Загоскин делал слабый набросок на карте. Кузьма вглядывался в чертеж.

? Отведи этот коготь немного вправо… Около него будет небольшое озерко с черной травой. Загоскин не раз удивлялся точности наблюдений Кузьмы. Даже после съемки очертания рек на карте совпадали с описаниями старого индейца.

Набожный Лукин, так же как и Загоскин, тревожился за будущее меховой торговли на Аляске.

? Пушнина наша, господин Загоскин, между пальцев у нас проходит.

С востока подбираются соседи-европейцы и через верховых индиан скупают лучший мех. Наши же племена через поморские роды несут пушнину в Коцебузунд, где и продают чукчам. И вы в том правы, что нам надобно бы поставить у Коцебузунда новый редут. И на «переносах» надлежит устроить заграждения вроде «одиночек». Много к чукчам богатства нашего уходит. Индиане так набаловались, что среди них появились воротилы, крупные скупщики, как, например, Тумачунтак. У него по каждой осени собирается по полтораста бобров первосортных; наличного капиталу у него ? не менее двухсот сажен бисера… Есть старик, по кличке Заплатка, так у него по сей день на вешалах сотни две оленьих шкур хранится. Вот оно какое дело. Уж ежели среди дикарей, закоснелых в варварстве и невежестве, обозначился свой деятель, то нам приходится ухо востро держать. О сем вы доложите господину главному правителю для принятия достойных мер. Ну, даст бог, справимся и с этим делом. Не дают мне покоя ваши святцы, господин Загоскин. Где это их Егорыч раздобыл? Ну, извините меня, никак Голиаф ко всенощной звонит; мне надо идти службу отправлять. Вас приглашать не смею, с дороги устали. Отдыхайте, я вам велю постель изготовить…

На дворе редута раздавались глухие удары. Когда Загоскин с Кузьмой улеглись на оленьи шкуры, в окне синели сумерки.
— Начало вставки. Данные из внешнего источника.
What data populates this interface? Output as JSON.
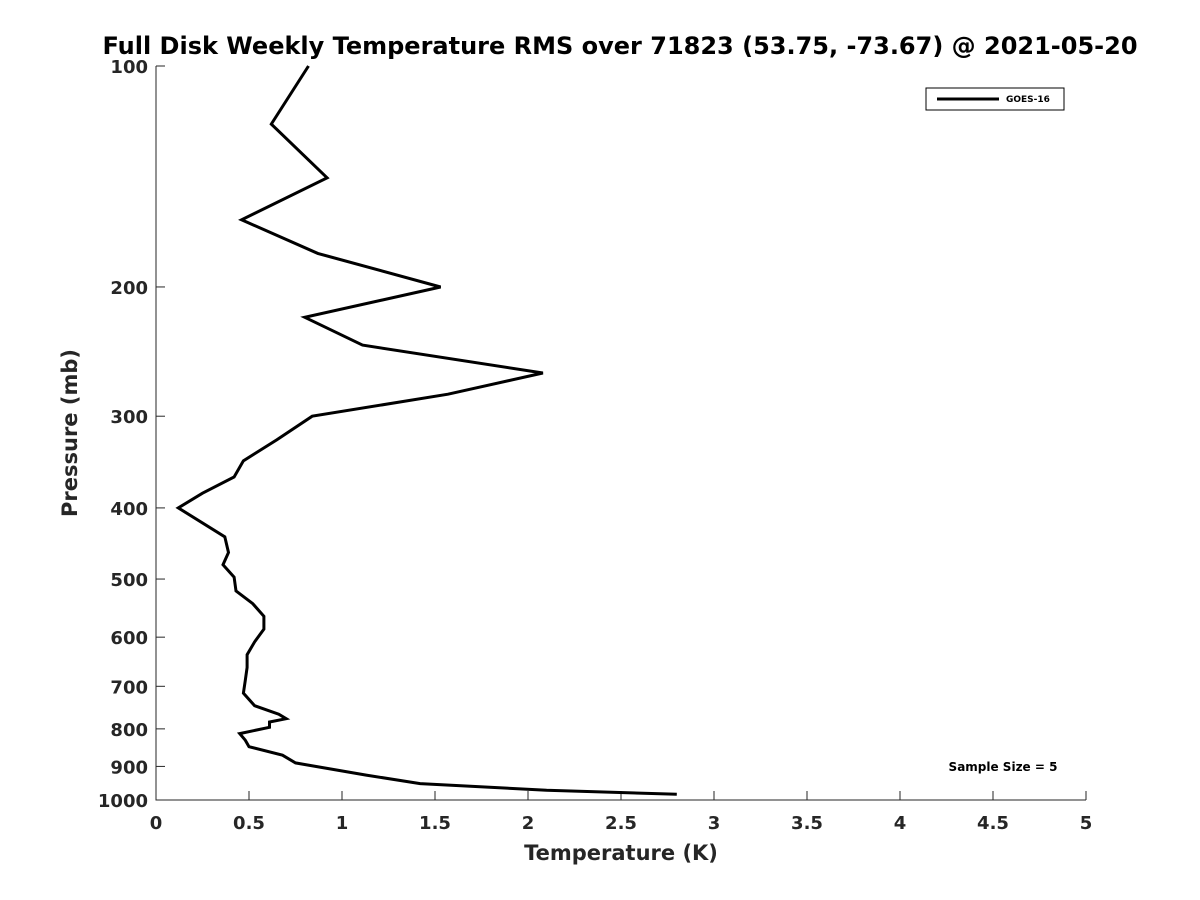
{
  "chart_data": {
    "type": "line",
    "title": "Full Disk Weekly Temperature RMS over 71823 (53.75, -73.67) @ 2021-05-20",
    "xlabel": "Temperature (K)",
    "ylabel": "Pressure (mb)",
    "xlim": [
      0,
      5
    ],
    "ylim": [
      100,
      1000
    ],
    "y_scale": "log",
    "y_reversed": true,
    "x_ticks": [
      0,
      0.5,
      1,
      1.5,
      2,
      2.5,
      3,
      3.5,
      4,
      4.5,
      5
    ],
    "x_tick_labels": [
      "0",
      "0.5",
      "1",
      "1.5",
      "2",
      "2.5",
      "3",
      "3.5",
      "4",
      "4.5",
      "5"
    ],
    "y_ticks": [
      100,
      200,
      300,
      400,
      500,
      600,
      700,
      800,
      900,
      1000
    ],
    "y_tick_labels": [
      "100",
      "200",
      "300",
      "400",
      "500",
      "600",
      "700",
      "800",
      "900",
      "1000"
    ],
    "grid": false,
    "legend_position": "top-right",
    "annotation": "Sample Size = 5",
    "series": [
      {
        "name": "GOES-16",
        "color": "#000000",
        "x": [
          0.82,
          0.62,
          0.92,
          0.46,
          0.87,
          1.53,
          0.8,
          1.11,
          2.08,
          1.57,
          0.84,
          0.65,
          0.47,
          0.42,
          0.25,
          0.12,
          0.37,
          0.39,
          0.36,
          0.42,
          0.43,
          0.52,
          0.58,
          0.58,
          0.53,
          0.49,
          0.49,
          0.48,
          0.47,
          0.53,
          0.66,
          0.7,
          0.61,
          0.61,
          0.45,
          0.48,
          0.5,
          0.68,
          0.75,
          1.13,
          1.42,
          2.1,
          2.8
        ],
        "y": [
          100,
          120,
          142,
          162,
          180,
          200,
          220,
          240,
          262,
          280,
          300,
          323,
          345,
          363,
          382,
          400,
          438,
          460,
          478,
          497,
          519,
          540,
          562,
          585,
          609,
          634,
          660,
          687,
          715,
          744,
          764,
          775,
          783,
          796,
          812,
          829,
          846,
          869,
          890,
          925,
          950,
          970,
          982
        ]
      }
    ]
  }
}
Пахло древесной гарью и ладаном.

«Чего это он ко мне со святцами привязался?» ? подумал Загоскин, засыпая.

ГЛАВА ОДИННАДЦАТАЯ

С тех пор как Лукин проводил своих гостей, отслужив в один и тот же день панихиду по креолу Савватию, освящение лодки и напутственный молебен, прошло две недели.

За это время Загоскин и Кузьма не встретили ни одного человека: весной через волоки нет особой нужды ходить, и, очевидно, лишь поздней осенью и зимой здесь идут индейцы с мехами. Еще несколько дней странствий по «переносам», и Загоскин с Кузьмой вновь увидят Михайловский редут. Как болели их руки и плечи! Они обозначали свой путь, как вехами, грудами ископаемых костей и сосновыми и лиственничными крестами на высоких берегах рек. В конце мая путники услышали первые раскаты весеннего грома. Часто над высокими горами трепетали зарницы, и нахмуренное небо светлело от этого трепета. Густые леса, темные озера с низменными берегами, пади и лощины бесчисленных речек лежали между волоками. На этом пути к Квихпаку «переносов» было три. Лодку приходилось нести на плечах через валуны, россыпи щебня и заросли густого тальника во влажных долинах.

…Они спустили лодку в русло речки Тальгик-сюак. Теперь Квихпак был не за горами. Речка была мелкая; крупные гранитные обломки царапали днище лодки, грести веслами было нельзя. Пришлось срезать шесты. Стуча шестами о борта лодки, Загоскин и старый индеец вели ее меж обломков зеленой яшмы и глыб розового гранита.

Путники питались мясом северной сороки и диким луком. И то и другое спасало их от цинги, а рыба давно успела им надоесть.

В ясный, погожий день перед ними открылся широкий, играющий на солнце Квихпак.

? Отец рек нашей земли! ? крикнул Кузьма, отшвырнул шест в сторону и взялся за весло. ? Греби, Белый Горностай. Мы вошли в Квихпак, слава святому Николе. Погляди, вода всюду морщится ? с моря идет чавыча. Я уже вижу впереди Икогмют. И нас увидели! Глазунов стоит на берегу и машет шапкой!

Селение Российско-Американской компании расположилось в редком березовом лесу, прикрытое с севера утесом из базальта и застывшей лавы. Вокруг возвышались голые глинистые холмы, за ними начиналась горная цепь; она уходила в глубь материка. Пусто, голо, неприветливо! Каменные, безлесные горы не казались высокими, потому что простор был огромен и состоял как бы из воды и неба, взаимно отражавших друг друга. Загоскина пугал этот простор.